Counting is a good thing to have and to be able to transmit to others through material, durable, extra-cognitive systems when you have to deal with the temporal cycles associated with grain or goats (and it bears reminding a modern, nonagricultural audience that goats unlike cows are seasonal breeders). The anthropologist Claude Meillassoux (1975) argued that when land becomes an instrument of production rather than an all-giving subject – when it is a tool in the production process rather than a site for hunting and gathering – and that when we look in the ethnographic record at contexts of quasi-settled horticulture instead of migratory hunting and gathering, we find people developing systems of accounting between the full season and the fallow.

In a fascinating cross-cultural analysis, Basu et al. (2009) show that record keeping like that developed in ancient Mesopotamia is a necessary but not sufficient indicator of money and credit (p. 896). External memory devices like clay tablets with cuneiform writing, or, across the world and several centuries later, the Inkan knotted string khipu accounting devices (see, e.g., Urton 2012), permit the recording of completed or planned transactions to allow for complex social and administrative functions associated with larger-scale ancient societies. I include these examples in this discussion of nonmetallic money because they present means through which people could conduct some of the interactions associated with money without specific money objects. They also point out the central role of accounting in the figuring of money – and how accounting technologies obviate the need for any transacted object at all. They thus prefigure by millennia the digital accounting by which so much contemporary money is transacted.

Conclusion

From the ethnologists’ wonder cabinet to anthropological studies of small-scale societies and the archeology of ancient states, the history of nonmetallic and so-called primitive money sheds light on several core conundrums in the study of money more generally. First, it decenters the classic focus on exchange, placing emphasis more on social payments like marriage gifts, tax, or tithe. Second, it introduces political variables – broadly defined as the processes through which people deploy power to institute and enforce inequality or hierarchy – in the creation of money and money-like institutions. Third, it demands an expansion of our vocabulary for such political processes. Whether we include terms like Sahlins’ “balanced reciprocity” or Collier’s “equal bridewealth,” seeing these as political not just economic categories allows us to ask questions about how powerful people in any given society establish the standards through which value is configured and assessed. Fourth, it requires us to be cautious in assuming that evidence of counting or number necessarily means depersonalization, abstraction, or the kinds of equilibration we tend to assume whenever we see such quantification in our own capitalist, market societies.

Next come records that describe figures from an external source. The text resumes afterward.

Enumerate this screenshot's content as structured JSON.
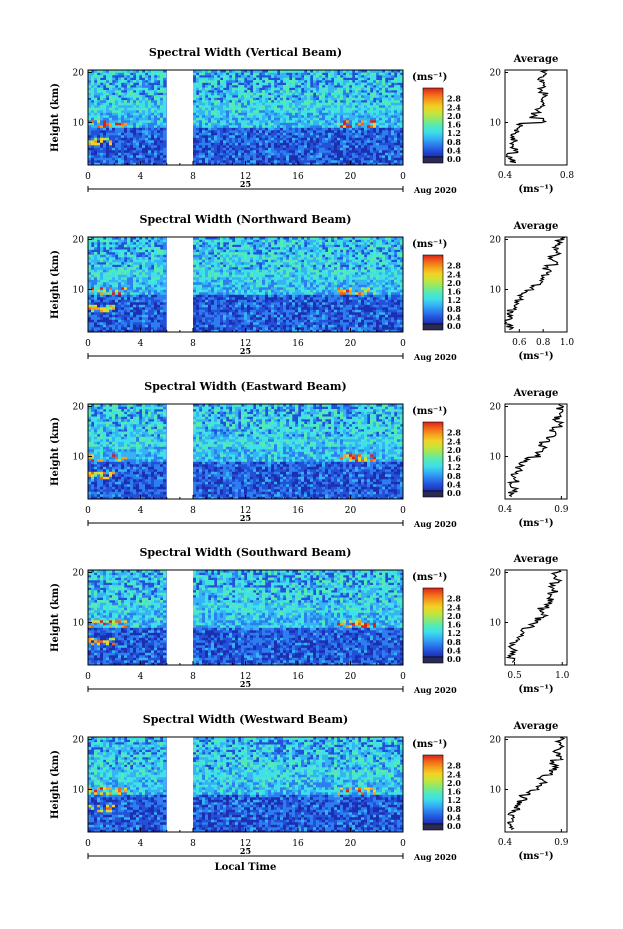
{
  "figure": {
    "date_label": "Aug 2020",
    "day_label": "25",
    "xlabel": "Local Time",
    "ylabel": "Height (km)",
    "cbar_unit": "(ms⁻¹)",
    "avg_title": "Average",
    "avg_xlabel": "(ms⁻¹)"
  },
  "chart_data": [
    {
      "type": "heatmap",
      "title": "Spectral Width (Vertical Beam)",
      "x_ticks": [
        "0",
        "4",
        "8",
        "12",
        "16",
        "20",
        "0"
      ],
      "x_range": [
        0,
        24
      ],
      "y_ticks": [
        "10",
        "20"
      ],
      "y_range": [
        1.5,
        20.5
      ],
      "gap_hours": [
        6,
        8
      ],
      "colorbar": {
        "ticks": [
          "0.0",
          "0.4",
          "0.8",
          "1.2",
          "1.6",
          "2.0",
          "2.4",
          "2.8"
        ],
        "range": [
          0,
          3.2
        ]
      },
      "average": {
        "x_ticks": [
          "0.4",
          "0.8"
        ],
        "x_range": [
          0.4,
          0.8
        ],
        "heights": [
          2,
          3,
          4,
          5,
          6,
          7,
          8,
          9,
          10,
          11,
          12,
          13,
          14,
          15,
          16,
          17,
          18,
          19,
          20
        ],
        "values": [
          0.45,
          0.43,
          0.47,
          0.44,
          0.46,
          0.45,
          0.47,
          0.5,
          0.66,
          0.58,
          0.62,
          0.64,
          0.63,
          0.66,
          0.62,
          0.67,
          0.63,
          0.65,
          0.66
        ]
      }
    },
    {
      "type": "heatmap",
      "title": "Spectral Width (Northward Beam)",
      "x_ticks": [
        "0",
        "4",
        "8",
        "12",
        "16",
        "20",
        "0"
      ],
      "x_range": [
        0,
        24
      ],
      "y_ticks": [
        "10",
        "20"
      ],
      "y_range": [
        1.5,
        20.5
      ],
      "gap_hours": [
        6,
        8
      ],
      "colorbar": {
        "ticks": [
          "0.0",
          "0.4",
          "0.8",
          "1.2",
          "1.6",
          "2.0",
          "2.4",
          "2.8"
        ],
        "range": [
          0,
          3.2
        ]
      },
      "average": {
        "x_ticks": [
          "0.6",
          "0.8",
          "1.0"
        ],
        "x_range": [
          0.48,
          1.0
        ],
        "heights": [
          2,
          3,
          4,
          5,
          6,
          7,
          8,
          9,
          10,
          11,
          12,
          13,
          14,
          15,
          16,
          17,
          18,
          19,
          20
        ],
        "values": [
          0.52,
          0.5,
          0.54,
          0.52,
          0.55,
          0.58,
          0.6,
          0.65,
          0.72,
          0.8,
          0.78,
          0.84,
          0.82,
          0.9,
          0.88,
          0.92,
          0.9,
          0.94,
          0.96
        ]
      }
    },
    {
      "type": "heatmap",
      "title": "Spectral Width (Eastward Beam)",
      "x_ticks": [
        "0",
        "4",
        "8",
        "12",
        "16",
        "20",
        "0"
      ],
      "x_range": [
        0,
        24
      ],
      "y_ticks": [
        "10",
        "20"
      ],
      "y_range": [
        1.5,
        20.5
      ],
      "gap_hours": [
        6,
        8
      ],
      "colorbar": {
        "ticks": [
          "0.0",
          "0.4",
          "0.8",
          "1.2",
          "1.6",
          "2.0",
          "2.4",
          "2.8"
        ],
        "range": [
          0,
          3.2
        ]
      },
      "average": {
        "x_ticks": [
          "0.4",
          "0.9"
        ],
        "x_range": [
          0.4,
          0.95
        ],
        "heights": [
          2,
          3,
          4,
          5,
          6,
          7,
          8,
          9,
          10,
          11,
          12,
          13,
          14,
          15,
          16,
          17,
          18,
          19,
          20
        ],
        "values": [
          0.45,
          0.48,
          0.46,
          0.5,
          0.48,
          0.52,
          0.55,
          0.6,
          0.7,
          0.75,
          0.72,
          0.8,
          0.85,
          0.82,
          0.88,
          0.86,
          0.9,
          0.88,
          0.91
        ]
      }
    },
    {
      "type": "heatmap",
      "title": "Spectral Width (Southward Beam)",
      "x_ticks": [
        "0",
        "4",
        "8",
        "12",
        "16",
        "20",
        "0"
      ],
      "x_range": [
        0,
        24
      ],
      "y_ticks": [
        "10",
        "20"
      ],
      "y_range": [
        1.5,
        20.5
      ],
      "gap_hours": [
        6,
        8
      ],
      "colorbar": {
        "ticks": [
          "0.0",
          "0.4",
          "0.8",
          "1.2",
          "1.6",
          "2.0",
          "2.4",
          "2.8"
        ],
        "range": [
          0,
          3.2
        ]
      },
      "average": {
        "x_ticks": [
          "0.5",
          "1.0"
        ],
        "x_range": [
          0.4,
          1.05
        ],
        "heights": [
          2,
          3,
          4,
          5,
          6,
          7,
          8,
          9,
          10,
          11,
          12,
          13,
          14,
          15,
          16,
          17,
          18,
          19,
          20
        ],
        "values": [
          0.48,
          0.46,
          0.5,
          0.48,
          0.52,
          0.56,
          0.6,
          0.68,
          0.75,
          0.8,
          0.78,
          0.85,
          0.88,
          0.86,
          0.92,
          0.9,
          0.95,
          0.93,
          0.97
        ]
      }
    },
    {
      "type": "heatmap",
      "title": "Spectral Width (Westward Beam)",
      "x_ticks": [
        "0",
        "4",
        "8",
        "12",
        "16",
        "20",
        "0"
      ],
      "x_range": [
        0,
        24
      ],
      "y_ticks": [
        "10",
        "20"
      ],
      "y_range": [
        1.5,
        20.5
      ],
      "gap_hours": [
        6,
        8
      ],
      "colorbar": {
        "ticks": [
          "0.0",
          "0.4",
          "0.8",
          "1.2",
          "1.6",
          "2.0",
          "2.4",
          "2.8"
        ],
        "range": [
          0,
          3.2
        ]
      },
      "average": {
        "x_ticks": [
          "0.4",
          "0.9"
        ],
        "x_range": [
          0.4,
          0.95
        ],
        "heights": [
          2,
          3,
          4,
          5,
          6,
          7,
          8,
          9,
          10,
          11,
          12,
          13,
          14,
          15,
          16,
          17,
          18,
          19,
          20
        ],
        "values": [
          0.46,
          0.44,
          0.48,
          0.46,
          0.5,
          0.53,
          0.56,
          0.62,
          0.7,
          0.74,
          0.72,
          0.8,
          0.84,
          0.82,
          0.88,
          0.86,
          0.9,
          0.88,
          0.92
        ]
      }
    }
  ]
}
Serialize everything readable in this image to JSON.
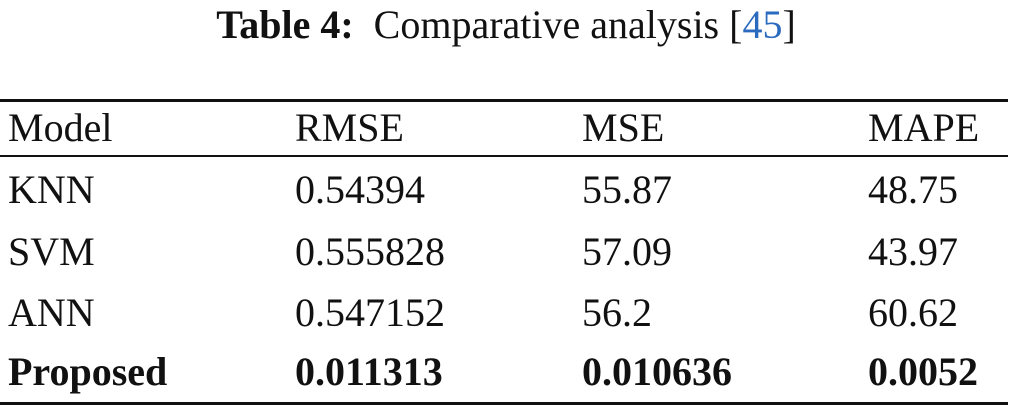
{
  "caption": {
    "label": "Table 4:",
    "text": "Comparative analysis",
    "ref_open": "[",
    "ref": "45",
    "ref_close": "]"
  },
  "table": {
    "header": [
      "Model",
      "RMSE",
      "MSE",
      "MAPE"
    ],
    "rows": [
      [
        "KNN",
        "0.54394",
        "55.87",
        "48.75"
      ],
      [
        "SVM",
        "0.555828",
        "57.09",
        "43.97"
      ],
      [
        "ANN",
        "0.547152",
        "56.2",
        "60.62"
      ],
      [
        "Proposed",
        "0.011313",
        "0.010636",
        "0.0052"
      ]
    ],
    "bold_rows": [
      3
    ]
  }
}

This survey also reminds us to use caution in too neatly defining the boundaries of the system within which we locate such money objects. Quiggin notes that the parties to a transaction might not always understand the transaction in the same terms or be playing the same game. Guyer and Gregory spotlight the larger sociopolitical and economic systems within which such “primitive” moneys were used, as well as the larger zones of contact, intercultural exchange, and (mis)communication in which they assumed value. Such a caution may also lead us to reflect on our own money objects and systems, whether they are as straightforward as they generally seem in everyday use or whether they are in fact as “odd and curious” as the “primitive” moneys that so exercised the early ethnologists.